Klemperer wrote down what someone else said: “We’ll all be sent to Lublin.” It was June 11, 1940.
(“Witness” by Victor Klemperer, page 343.)
Churchill was sipping a glass of port in the House smoking room. Harold Nicolson was listening to him talk. A conservative member of Parliament told the prime minister that the British public was demanding the unrestricted bombing of Germany.
“You and others may desire to kill women and children,” Churchill replied, but the British government’s desire was to destroy military objectives. “My motto,” the prime minister added, “is ‘Business before Pleasure.’” It was October 17, 1940.
(“War Years” by Harold Nicolson, page 121-22)
Etty Hillesum, in Amsterdam, wrote in her diary: “It is the problem of our age: hatred of Germans poisons everyone’s mind.” She’d had, she remembered, a thought a few weeks earlier that “surfaced in me like a hesitant, tender young blade of grass thrusting in way through a wildeness of weeds.”
The thought was: Suppose that there were only one decent German in all of Germany. That decent German should be cherished. “And because of that one decent German it is wrong to pour hatred over an entire people,” she wrote. “Indiscriminate hatred is the worst thing there is. It is a sickness of the soul.”
It was March 15, 1941.
(“Diaries” by Etty Hillesum, page 8.)
During an Air Raid in Berlin, Rita Kuhn went with her family to the basement of their four-story apartment building. A woman from the Gestapo, Frau Burger – a new neighbour – was already there. Frau Burger saw the stars and ordered the Jews to leave, while bombs were dropping. “I panicked,” said Kuhn. “I started crying.”
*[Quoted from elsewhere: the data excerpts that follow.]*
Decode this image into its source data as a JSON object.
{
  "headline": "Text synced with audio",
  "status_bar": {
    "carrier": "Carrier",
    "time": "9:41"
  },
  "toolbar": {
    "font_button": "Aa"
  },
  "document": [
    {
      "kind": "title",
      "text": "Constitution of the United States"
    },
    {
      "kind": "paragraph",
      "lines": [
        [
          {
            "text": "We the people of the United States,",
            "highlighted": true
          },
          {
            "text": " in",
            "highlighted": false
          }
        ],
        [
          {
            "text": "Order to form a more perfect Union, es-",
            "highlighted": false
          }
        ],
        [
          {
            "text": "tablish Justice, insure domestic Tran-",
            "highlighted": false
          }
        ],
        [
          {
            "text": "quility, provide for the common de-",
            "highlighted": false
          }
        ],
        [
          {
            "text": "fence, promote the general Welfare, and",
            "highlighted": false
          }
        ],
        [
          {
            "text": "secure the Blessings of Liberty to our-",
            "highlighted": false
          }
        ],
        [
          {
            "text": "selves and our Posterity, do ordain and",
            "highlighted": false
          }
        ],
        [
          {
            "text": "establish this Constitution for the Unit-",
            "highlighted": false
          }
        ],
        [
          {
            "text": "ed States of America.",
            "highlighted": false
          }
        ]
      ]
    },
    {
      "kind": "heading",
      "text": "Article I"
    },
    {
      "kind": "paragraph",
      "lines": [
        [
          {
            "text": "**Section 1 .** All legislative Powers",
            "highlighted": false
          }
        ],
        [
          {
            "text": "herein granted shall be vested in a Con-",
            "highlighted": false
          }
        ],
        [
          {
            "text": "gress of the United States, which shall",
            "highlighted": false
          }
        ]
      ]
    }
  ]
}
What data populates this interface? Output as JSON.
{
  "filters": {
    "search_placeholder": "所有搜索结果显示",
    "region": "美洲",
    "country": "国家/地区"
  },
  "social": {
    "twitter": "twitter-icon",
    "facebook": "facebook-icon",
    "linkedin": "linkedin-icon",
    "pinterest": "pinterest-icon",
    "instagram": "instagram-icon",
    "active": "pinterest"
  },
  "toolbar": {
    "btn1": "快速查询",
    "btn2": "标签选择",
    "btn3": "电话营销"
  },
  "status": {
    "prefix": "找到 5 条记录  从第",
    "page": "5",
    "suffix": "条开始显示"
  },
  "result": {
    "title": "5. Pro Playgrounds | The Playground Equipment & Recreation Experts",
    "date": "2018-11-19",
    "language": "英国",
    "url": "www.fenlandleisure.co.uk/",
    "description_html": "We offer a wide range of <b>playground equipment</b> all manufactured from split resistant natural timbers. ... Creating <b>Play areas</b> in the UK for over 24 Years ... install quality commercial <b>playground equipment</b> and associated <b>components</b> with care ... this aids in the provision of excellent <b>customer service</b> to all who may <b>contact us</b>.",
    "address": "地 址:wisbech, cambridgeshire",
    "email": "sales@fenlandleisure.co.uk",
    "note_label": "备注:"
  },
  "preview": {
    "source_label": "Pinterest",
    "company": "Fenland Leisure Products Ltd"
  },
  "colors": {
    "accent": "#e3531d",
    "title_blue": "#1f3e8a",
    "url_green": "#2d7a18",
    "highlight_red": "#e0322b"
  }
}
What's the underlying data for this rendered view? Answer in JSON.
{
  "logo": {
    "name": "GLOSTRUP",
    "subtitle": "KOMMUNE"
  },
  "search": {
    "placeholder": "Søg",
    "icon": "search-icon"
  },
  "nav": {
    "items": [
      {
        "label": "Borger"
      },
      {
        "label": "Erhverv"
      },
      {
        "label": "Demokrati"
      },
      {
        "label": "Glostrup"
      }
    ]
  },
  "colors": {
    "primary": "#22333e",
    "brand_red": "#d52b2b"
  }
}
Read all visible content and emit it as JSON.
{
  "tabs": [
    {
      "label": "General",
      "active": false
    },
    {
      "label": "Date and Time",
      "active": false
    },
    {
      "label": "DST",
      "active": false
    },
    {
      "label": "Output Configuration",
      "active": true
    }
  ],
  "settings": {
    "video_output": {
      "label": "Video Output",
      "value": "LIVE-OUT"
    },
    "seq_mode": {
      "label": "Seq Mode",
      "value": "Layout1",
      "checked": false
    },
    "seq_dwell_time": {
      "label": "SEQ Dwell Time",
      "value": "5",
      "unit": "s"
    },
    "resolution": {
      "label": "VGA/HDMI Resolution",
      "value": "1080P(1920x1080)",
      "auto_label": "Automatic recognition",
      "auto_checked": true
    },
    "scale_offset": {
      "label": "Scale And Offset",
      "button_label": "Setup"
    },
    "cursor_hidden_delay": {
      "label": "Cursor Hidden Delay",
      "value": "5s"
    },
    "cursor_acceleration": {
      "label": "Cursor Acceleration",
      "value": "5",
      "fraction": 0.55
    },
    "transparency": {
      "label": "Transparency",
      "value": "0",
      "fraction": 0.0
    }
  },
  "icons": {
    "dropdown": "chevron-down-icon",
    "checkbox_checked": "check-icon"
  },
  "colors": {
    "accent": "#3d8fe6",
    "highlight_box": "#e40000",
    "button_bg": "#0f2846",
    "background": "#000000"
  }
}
Another woman – an Aryan, the wife of a doctor – put her arm around Kuhn’s shoulders and led her to a smaller room and comforted her. “It was okay in the small room,” Kuhn said. ‘I felt safe there.” It was fall 1941.
Soon, though, the Kuhns and Frau Burger became friends. They had tea together. Frau Burger hadn’t known Jews personally before – they were, Kuhn said, just an abstraction to her.